3 stars, Metaphorosis reviews
Summary
A series of contemplative essays about hard to reach underground places
Review
Underland both starts well and is well intentioned – the author's impressions of a series of underground spaces, poetically rendered and carefully set in geographic and human context. Each chapter/essay is generally interesting and easy to read (with a few exceptions). It's coherence in the book overall that's lacking.

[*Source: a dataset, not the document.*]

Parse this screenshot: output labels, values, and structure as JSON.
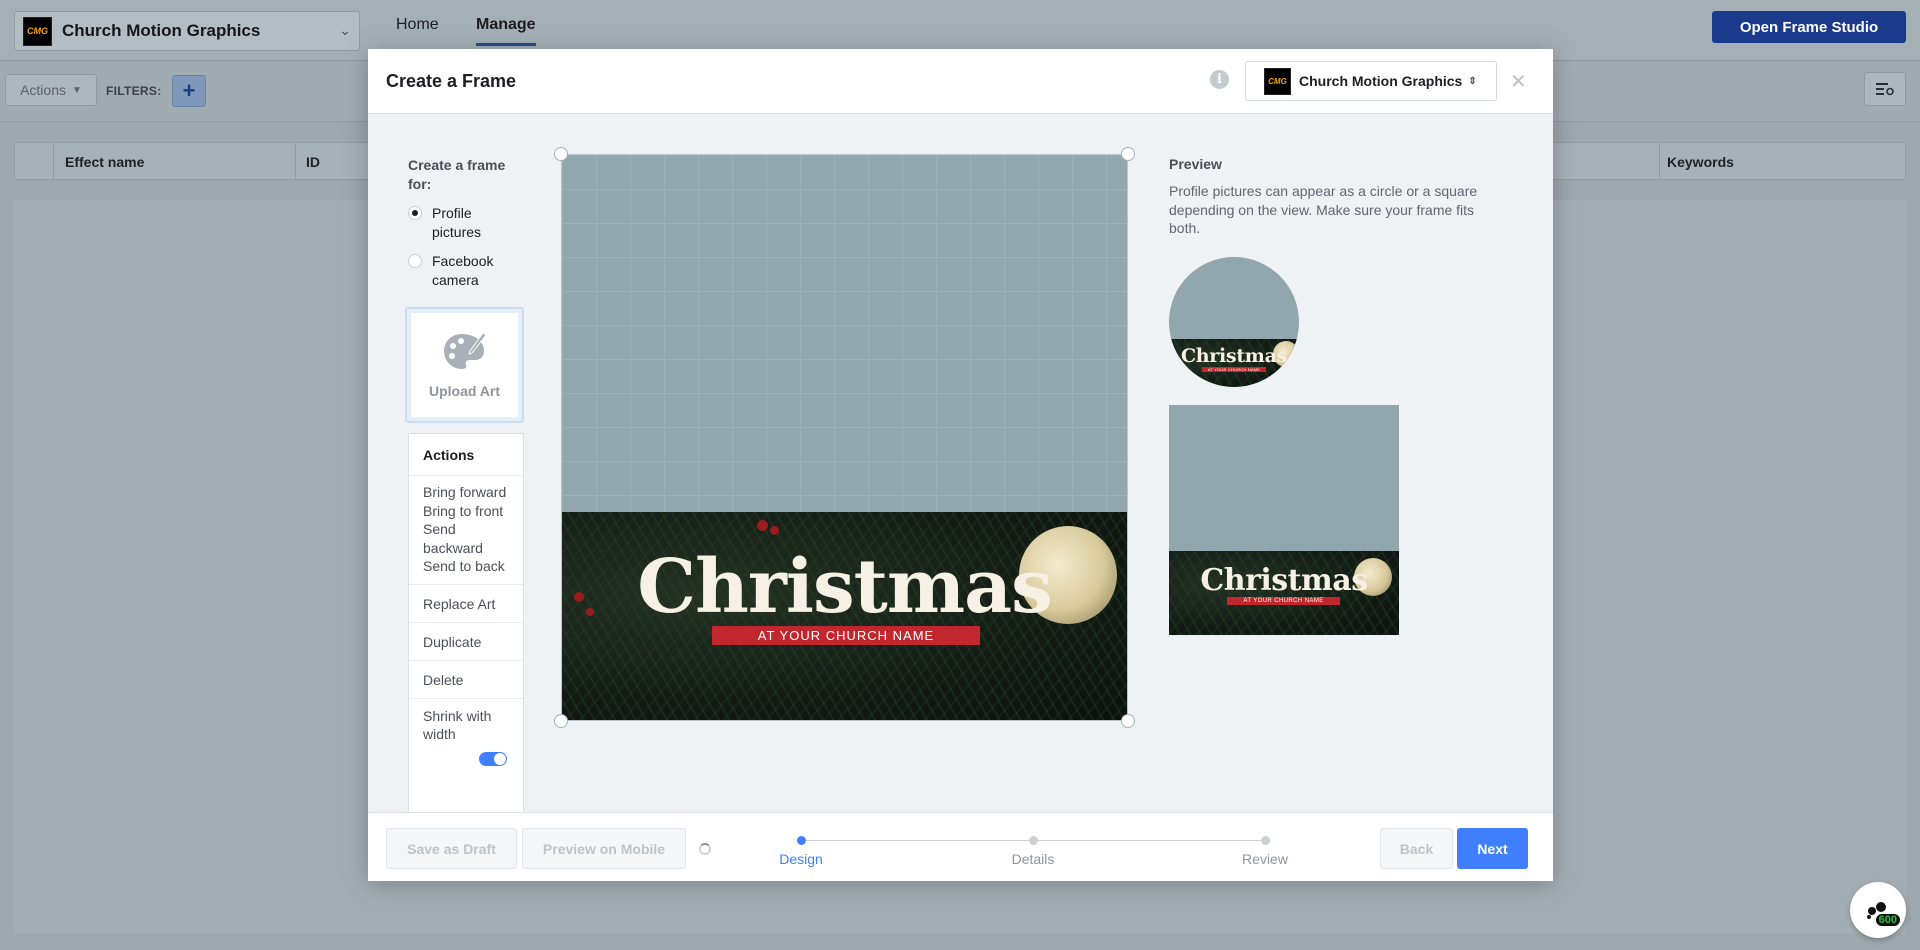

While Macfarlane writes well, he relies too heavily on broad, poetic statements and vague metaphors – and I say this as someone who loves metaphors. These are essays about the mood of a place more than its practical reality. That worked well at the start, but after a few such chapters – and even with plenty of time away from the book, I wanted more. Invariably, Macfarlane meets a local guide, tells us something about the person and how they live, and then they go marvel together at a beautiful underground place. The guides, for all their diversity, all seem to speak with the same voice, and by the end I just felt that Macfarlane had taken some pretty substantial liberties with their phrasing.
If you know these places, it's probably quite interesting to hear his take. If you don't – as will be true for most of us with most of these places – they all begin to merge a bit into one. There's no real thread through the book, other then sequential visits to neat places with invariably wise natives. By the end, I found the book more tiresome than enthralling or uplifting.